There was no visible activity at Fordow's tunnel entrances, which were sealed, and the trucks in the images appeared to be dump trucks used to haul away debris, according to the paper.
Questions remain over the effectiveness of the strikes on Fordow, as well as Natanz and Isfahan nuclear sites.
The Defense Intelligence Agency's initial assessment was that the strikes only set back the Iranian nuclear program by a few months, but the White House has disputed this report.
Uriel Abulof, a visiting professor in Cornell University's government department, told Newsweek on June 24 that Iran's leadership, emboldened by survival rather than victory, may be quietly advancing toward a nuclear breakout under the radar.
Abulof, who is also a professor of politics at Tel Aviv University, said that with only 50 advanced centrifuges, Iran could enrich 50–60 kilograms (110 to 130 pounds) of uranium from 60 percent to weapons-grade 90 percent within weeks, which is enough for a basic atomic bomb.
That bomb wouldn't need to be launched on a missile and could be assembled covertly, without a nuclear test, and delivered in a truck or a shipping container, he added.
This image from March 19, 2025, by Planet Labs PBC via Getty shows the Fordow nuclear site in Iran before the U.S. military strikes.
This image from March 19, 2025, by Planet Labs PBC via Getty shows the Fordow nuclear site in Iran before the U.S. military strikes.
PLANET LABS PBC via Getty
What People Are Saying
Secretary of Defense Pete Hegseth said at a Pentagon press briefing on June 26: "If you want to know what's going on at Fordow, you better go there and get a big shovel."

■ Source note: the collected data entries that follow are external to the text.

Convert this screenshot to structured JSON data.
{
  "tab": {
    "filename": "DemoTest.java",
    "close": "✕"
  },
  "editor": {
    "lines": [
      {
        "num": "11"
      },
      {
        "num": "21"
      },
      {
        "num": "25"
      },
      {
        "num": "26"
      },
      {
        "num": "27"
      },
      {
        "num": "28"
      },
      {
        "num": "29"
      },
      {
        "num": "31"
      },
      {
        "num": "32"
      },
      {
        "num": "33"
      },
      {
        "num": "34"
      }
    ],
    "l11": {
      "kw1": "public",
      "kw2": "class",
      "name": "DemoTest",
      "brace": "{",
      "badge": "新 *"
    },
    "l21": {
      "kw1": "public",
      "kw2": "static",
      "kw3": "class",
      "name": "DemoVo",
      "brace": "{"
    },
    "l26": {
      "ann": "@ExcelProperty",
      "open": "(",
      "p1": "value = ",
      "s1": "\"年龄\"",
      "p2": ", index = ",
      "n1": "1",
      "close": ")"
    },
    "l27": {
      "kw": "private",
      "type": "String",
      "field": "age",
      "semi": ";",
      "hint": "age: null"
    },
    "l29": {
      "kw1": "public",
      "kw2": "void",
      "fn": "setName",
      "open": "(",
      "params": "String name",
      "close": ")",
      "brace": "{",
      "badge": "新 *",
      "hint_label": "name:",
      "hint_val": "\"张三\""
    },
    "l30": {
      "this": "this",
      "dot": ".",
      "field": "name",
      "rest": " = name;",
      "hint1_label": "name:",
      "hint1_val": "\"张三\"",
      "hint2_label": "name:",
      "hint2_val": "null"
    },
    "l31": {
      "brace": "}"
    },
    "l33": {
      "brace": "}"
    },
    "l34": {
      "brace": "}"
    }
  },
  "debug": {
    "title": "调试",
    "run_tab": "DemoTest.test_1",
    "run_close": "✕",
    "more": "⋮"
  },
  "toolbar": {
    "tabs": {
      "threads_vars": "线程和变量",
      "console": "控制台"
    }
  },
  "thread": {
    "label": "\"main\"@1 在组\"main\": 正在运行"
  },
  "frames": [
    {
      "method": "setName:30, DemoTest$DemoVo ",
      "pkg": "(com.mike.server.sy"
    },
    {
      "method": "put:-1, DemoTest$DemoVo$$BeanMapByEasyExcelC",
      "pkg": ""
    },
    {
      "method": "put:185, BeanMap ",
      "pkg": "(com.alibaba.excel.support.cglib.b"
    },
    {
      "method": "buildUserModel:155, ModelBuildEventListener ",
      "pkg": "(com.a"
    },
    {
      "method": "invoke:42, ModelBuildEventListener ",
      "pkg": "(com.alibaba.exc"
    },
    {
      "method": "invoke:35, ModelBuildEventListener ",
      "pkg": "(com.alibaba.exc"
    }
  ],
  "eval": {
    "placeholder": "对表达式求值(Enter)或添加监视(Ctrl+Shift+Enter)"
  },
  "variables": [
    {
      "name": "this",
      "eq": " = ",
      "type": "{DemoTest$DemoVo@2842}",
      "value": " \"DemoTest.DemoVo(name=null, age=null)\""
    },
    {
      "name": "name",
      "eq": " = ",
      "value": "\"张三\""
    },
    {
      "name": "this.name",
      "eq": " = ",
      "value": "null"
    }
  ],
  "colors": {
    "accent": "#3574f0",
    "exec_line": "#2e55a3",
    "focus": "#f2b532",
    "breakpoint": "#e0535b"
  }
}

BBC Verify journalist Shayan Sardarizade on X, formerly Twitter: "New high-res satellite images captured today by Maxar Technologies show bulldozers and excavators at work near two air strike sites at Iran's Fordo enrichment facility."
Richard Nephew, a nuclear-weapons expert, per The Wall Street Journal: "If they're (Iran) able to find something, it confirms that this whole 'obliteration' nonsense was wrong."
Professor Uriel Abulof previously told Newsweek: "An Iranian regime under siege, armed with just enough nuclear capability to be dangerous, is the darkest kind of threat."
What Happens Next
What Iran finds underground at Fordow could determine how much material and equipment it has to restart its nuclear efforts, The Wall Street Journal reported.
Meanwhile, there are questions about the fate of Iran's stockpile of highly enriched uranium and the centrifuges used to enrich the fuel, which may have been moved before the U.S. attack.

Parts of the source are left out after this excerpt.